I have until recently been a UNIX person with some exposure to HP Non Stop and very rarely had any issues with the SAN's I managed. Each system was a "standalone" system and I include the SunFire Midrange and High End servers. Some might not class them as standalone because of their domain abilities but for this exercise, I do.
However, since I started using HP Blades in B Class enclosures, I get many more issues than in standalone systems as mentioned above. A report from Brocade suggested that a lot of systems were having issues and I looked into this. One rack in particular had a number of blade enclosures that kept reporting CRC errors. As I moved about the enclosures, I started seeing a pattern of issues start to appear. I just don't see these in standalone servers. The funny thing is the blades and the standalone servers share the same Fobots and SAN switches and Storage.
Whenever I get a problem with a blade server, it is a nightmare to determine what is the issue. After many days of investigation, I have found that moving the blade to another enclosure will fix the problem (at least for the time being). So, what's the common denominator here? If I move the blade, that rules out the Qlogic Mezzanine cards and the Fobot/Switch infrastructure. I tend to move the cables and SFP's to the new enclosures so that does not seem to be the issue either.
So, that leaves a couple of things. The enclosure backplane or those strange little fc hubs that are used in the enclosure and last but not least is the card that sits in the network switch that gives SAN abilities to the enclosure. As it is difficult to replace any one of those items without an outage, I normally give up and don't put any blade into the enclosure that requires SAN.

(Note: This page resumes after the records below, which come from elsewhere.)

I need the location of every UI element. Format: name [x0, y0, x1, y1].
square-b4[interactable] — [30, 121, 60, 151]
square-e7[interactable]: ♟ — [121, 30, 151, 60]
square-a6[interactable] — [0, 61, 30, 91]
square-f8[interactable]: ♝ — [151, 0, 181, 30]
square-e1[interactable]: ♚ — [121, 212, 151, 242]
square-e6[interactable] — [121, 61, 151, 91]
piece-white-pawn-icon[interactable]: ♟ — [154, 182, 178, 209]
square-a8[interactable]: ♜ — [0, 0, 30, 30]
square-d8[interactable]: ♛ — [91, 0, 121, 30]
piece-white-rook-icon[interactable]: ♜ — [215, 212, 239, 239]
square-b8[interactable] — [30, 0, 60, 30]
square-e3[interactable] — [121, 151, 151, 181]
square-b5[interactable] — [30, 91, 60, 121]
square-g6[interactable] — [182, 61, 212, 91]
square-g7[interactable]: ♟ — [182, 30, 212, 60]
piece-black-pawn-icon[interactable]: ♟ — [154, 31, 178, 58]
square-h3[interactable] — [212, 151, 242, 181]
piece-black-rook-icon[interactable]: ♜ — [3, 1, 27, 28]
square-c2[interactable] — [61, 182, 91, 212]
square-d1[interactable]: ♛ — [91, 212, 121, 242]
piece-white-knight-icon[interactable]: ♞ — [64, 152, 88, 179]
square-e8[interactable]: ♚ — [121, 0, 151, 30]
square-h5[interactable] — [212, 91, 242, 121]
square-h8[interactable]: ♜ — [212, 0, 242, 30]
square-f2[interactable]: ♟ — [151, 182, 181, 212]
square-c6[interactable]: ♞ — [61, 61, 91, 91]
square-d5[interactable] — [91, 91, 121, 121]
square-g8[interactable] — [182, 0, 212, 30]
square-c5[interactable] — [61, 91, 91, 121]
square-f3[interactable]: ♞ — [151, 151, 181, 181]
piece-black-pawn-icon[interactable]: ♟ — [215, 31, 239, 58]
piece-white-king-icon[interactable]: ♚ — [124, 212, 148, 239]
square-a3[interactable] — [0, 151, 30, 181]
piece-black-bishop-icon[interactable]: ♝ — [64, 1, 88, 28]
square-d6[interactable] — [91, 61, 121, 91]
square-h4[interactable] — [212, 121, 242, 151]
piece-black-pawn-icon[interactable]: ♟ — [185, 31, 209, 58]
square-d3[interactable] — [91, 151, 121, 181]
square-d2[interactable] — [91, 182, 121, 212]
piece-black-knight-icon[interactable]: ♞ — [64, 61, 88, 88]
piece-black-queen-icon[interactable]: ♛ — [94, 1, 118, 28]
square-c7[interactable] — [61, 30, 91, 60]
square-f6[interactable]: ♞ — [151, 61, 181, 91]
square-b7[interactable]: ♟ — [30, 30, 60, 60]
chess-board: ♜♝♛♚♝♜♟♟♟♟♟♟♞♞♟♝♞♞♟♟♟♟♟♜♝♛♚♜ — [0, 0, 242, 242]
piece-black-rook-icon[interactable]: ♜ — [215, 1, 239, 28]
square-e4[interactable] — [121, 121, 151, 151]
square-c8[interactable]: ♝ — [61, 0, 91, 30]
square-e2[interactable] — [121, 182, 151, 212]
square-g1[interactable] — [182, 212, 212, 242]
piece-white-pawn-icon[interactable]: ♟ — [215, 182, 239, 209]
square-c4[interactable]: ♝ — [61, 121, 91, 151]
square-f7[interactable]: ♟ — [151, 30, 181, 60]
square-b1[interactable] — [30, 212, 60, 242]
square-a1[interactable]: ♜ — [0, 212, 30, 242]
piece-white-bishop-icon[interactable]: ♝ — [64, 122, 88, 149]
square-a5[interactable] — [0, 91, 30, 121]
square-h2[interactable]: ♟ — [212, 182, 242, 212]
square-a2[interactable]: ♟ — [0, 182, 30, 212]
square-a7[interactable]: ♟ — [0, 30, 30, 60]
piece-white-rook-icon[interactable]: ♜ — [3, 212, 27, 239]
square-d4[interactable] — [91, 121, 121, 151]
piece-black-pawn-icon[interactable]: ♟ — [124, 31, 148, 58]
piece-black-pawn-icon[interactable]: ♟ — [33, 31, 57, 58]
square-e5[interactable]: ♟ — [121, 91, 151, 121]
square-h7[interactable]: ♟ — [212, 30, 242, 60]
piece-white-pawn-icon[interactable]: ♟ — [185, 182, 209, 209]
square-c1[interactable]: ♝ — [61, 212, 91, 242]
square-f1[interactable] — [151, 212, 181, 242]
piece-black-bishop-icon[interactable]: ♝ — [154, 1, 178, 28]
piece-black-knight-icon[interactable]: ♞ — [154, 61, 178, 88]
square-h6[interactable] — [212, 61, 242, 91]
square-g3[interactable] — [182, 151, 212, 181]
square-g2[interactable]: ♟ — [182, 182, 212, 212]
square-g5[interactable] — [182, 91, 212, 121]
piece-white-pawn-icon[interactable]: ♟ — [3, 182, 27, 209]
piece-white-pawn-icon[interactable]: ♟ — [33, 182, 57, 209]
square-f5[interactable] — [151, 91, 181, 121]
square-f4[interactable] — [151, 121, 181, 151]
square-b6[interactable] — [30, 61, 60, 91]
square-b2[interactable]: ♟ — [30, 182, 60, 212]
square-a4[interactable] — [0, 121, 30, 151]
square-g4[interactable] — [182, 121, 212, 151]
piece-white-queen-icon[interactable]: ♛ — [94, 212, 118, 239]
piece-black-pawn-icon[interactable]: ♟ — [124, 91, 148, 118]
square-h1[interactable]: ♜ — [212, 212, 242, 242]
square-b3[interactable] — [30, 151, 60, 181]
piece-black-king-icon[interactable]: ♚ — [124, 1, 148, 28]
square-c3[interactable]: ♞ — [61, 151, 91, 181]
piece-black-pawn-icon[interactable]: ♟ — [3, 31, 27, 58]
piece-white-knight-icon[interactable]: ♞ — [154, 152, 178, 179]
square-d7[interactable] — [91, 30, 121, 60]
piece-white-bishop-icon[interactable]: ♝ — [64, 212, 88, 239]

I also found that systems under stress are more likely to have CRC errors than idle systems. I have seen so many CRC errors that the server just gives up but I don't see the switch reporting issues on the port the server uses.
We have a bunch of new C Class enclosures that have a very different way of providing SAN but they are still in a test environment and I can't comment on them.
So, am I the only person in the world that sees SAN related issues endemic in HP B class enclosures? Over the last year or so, I have seen many 10's of these issues compared to rarely seeing one per year in a standalone environment with even more servers that the blades in production.
So, two jobs (first using Linux and second using Windows) and many enclosures later, I still see issues. Or am I just imagining things?